ROBERT SIEGEL, HOST:
It's winter, which means lots of social media posts of weather forecasts or temperature readings on car dashboards. In the Adirondacks this week, the low could hit nearly 40 below. A lot of us would rather stay inside, but not North Country Public Radio's Brian Mann. He set out on one of the coldest days of the season so far for a wilderness ski.
BRIAN MANN, BYLINE: Setting off through the woods I am wrapped like a Christmas package with seven layers of insulation between myself and the day, wearing mittens an astronaut would envy.
This is one of those ice-box cold, double-digit below zero days. And the snow you can hear has that super cold squeak. The air is just absolutely kind of metal cold. But the cool part is that it is radiantly sunny outside and windless. So there's this blue sky and sun just cutting through these trees.
I ski on. Amazingly, I'm not alone out here. While crossing a frozen lake, I hear voices. Here's the thing I love. On days like this in the back country there's a lot of solitude, but sometimes there's also a kind of community.
HELENA GRANT: I also have homemade chia coconut energy bars.
MANN: I got to try that.
GRANT: You have to try it.
MANN: Helena Grant, visiting the Adirondacks from Connecticut, is passing out pastries from a Tupperware dish. This is her first time skiing a wilderness trail. She says her grandfather used to train in these mountains with one of the Army's Alpine units.
When your friend said let's go back country skiing when it's double digits below zero, did you say, hell, no?
GRANT: Oh, I said, hell, yes. And actually, this is something I've been hoping to do. And my grandfather was in the 10th Mountain Division. He used to climb up Marcy before breakfast, so...
MANN: Oh, that's cool.
GRANT: ...I feel like I'm in my element. I just had never gotten here before.
MANN: Helena's ski partner today is Brantley Beach from Keene, N.Y. He's grinning through a thick crust of ice in his beard.

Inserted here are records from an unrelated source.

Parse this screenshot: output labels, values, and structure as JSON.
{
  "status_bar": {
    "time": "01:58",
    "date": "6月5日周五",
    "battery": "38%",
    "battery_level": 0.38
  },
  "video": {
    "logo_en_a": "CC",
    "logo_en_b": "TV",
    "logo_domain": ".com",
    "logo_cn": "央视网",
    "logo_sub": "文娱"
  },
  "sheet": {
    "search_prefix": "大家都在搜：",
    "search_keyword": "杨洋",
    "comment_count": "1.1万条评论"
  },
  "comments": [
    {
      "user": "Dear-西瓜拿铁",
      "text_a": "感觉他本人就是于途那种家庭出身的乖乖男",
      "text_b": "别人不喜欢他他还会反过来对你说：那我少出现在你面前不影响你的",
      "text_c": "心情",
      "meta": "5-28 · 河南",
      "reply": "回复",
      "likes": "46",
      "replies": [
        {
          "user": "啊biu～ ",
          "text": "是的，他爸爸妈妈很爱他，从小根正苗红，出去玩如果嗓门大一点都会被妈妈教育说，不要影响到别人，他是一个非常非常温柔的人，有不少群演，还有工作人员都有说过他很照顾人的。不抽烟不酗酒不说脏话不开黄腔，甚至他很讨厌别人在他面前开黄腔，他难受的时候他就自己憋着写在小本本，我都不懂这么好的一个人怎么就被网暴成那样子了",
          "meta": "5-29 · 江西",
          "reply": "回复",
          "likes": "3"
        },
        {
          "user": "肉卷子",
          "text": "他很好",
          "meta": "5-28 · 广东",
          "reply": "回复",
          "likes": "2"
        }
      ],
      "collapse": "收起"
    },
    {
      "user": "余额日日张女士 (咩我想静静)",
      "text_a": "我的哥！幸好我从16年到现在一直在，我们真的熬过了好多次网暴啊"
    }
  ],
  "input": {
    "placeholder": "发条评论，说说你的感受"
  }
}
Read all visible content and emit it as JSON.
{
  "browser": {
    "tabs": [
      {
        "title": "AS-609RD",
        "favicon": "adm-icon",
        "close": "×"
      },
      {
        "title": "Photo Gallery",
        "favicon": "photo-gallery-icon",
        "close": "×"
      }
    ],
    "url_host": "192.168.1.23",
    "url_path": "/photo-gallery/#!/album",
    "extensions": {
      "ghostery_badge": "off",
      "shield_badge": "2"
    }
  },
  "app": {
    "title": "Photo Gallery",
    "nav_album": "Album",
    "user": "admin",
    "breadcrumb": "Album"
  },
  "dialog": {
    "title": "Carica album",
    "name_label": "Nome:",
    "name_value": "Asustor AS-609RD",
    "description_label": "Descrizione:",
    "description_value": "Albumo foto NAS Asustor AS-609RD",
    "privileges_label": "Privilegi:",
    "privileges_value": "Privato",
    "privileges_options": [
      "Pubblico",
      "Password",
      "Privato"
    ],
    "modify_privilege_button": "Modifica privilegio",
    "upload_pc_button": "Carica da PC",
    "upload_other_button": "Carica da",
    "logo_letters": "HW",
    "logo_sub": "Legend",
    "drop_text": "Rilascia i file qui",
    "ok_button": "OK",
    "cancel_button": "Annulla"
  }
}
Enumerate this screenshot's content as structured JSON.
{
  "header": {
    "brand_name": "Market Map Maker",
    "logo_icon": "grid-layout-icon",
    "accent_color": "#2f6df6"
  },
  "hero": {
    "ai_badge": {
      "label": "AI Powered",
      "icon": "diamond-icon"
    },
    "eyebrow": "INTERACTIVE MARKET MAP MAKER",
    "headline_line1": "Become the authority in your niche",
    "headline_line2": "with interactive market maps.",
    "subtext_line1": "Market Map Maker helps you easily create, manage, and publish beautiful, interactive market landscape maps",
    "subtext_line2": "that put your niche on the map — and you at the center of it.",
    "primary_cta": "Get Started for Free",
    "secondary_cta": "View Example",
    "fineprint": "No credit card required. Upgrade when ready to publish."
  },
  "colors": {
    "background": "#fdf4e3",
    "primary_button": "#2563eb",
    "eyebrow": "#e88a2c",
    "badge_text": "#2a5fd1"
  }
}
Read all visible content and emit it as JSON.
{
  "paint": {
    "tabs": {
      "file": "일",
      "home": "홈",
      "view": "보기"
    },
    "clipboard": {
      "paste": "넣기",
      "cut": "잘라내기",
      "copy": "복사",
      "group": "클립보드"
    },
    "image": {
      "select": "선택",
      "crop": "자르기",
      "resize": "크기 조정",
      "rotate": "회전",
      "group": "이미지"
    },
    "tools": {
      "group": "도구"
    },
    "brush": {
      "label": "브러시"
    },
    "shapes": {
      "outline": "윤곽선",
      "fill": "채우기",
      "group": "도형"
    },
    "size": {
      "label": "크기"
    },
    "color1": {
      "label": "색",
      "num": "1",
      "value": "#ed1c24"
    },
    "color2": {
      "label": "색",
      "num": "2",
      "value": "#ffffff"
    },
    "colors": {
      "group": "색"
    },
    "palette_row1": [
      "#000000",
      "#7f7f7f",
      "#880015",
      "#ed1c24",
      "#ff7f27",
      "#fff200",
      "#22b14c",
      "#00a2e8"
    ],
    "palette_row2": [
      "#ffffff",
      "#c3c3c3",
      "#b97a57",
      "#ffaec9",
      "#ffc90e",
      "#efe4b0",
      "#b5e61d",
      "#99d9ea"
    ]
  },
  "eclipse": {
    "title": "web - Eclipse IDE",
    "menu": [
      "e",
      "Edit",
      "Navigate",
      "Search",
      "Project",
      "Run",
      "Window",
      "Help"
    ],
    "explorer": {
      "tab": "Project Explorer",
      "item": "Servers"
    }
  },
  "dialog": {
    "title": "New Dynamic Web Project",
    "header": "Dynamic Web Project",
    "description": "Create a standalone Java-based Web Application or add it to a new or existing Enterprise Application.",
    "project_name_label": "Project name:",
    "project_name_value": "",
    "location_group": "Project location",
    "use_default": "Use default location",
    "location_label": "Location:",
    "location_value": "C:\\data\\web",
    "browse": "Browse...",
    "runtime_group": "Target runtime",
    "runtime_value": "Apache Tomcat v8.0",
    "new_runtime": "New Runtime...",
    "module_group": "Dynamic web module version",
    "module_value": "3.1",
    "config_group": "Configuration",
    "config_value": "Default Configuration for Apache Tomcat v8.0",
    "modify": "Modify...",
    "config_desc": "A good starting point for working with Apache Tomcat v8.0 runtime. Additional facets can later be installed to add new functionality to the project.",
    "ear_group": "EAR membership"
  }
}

BRANTLEY BEACH: It's actually warmer once it all kind of freezes over. There's this little layer of warm air between the ice and my face (laughter).
MANN: I know that sounds miserable, spending a day with ice plastered to your face, so I ask Helena to try to explain why this appeals.
GRANT: This is bliss. You are beyond all the cares of the world. And it almost brings tears to the eyes. And there's just little flecks of snow coming off the trees. It's just - I can't even describe it. It's so beautiful.
MANN: We go our separate ways. And soon I'm back in solitude, skiing high in a mountain pass next to a river that rumbles under snow and ice.
(SOUNDBITE OF RIVER RUMBLING)
MANN: It's the heart of winter right here. Brian Mann, NPR News, in New York's Adirondack Mountains.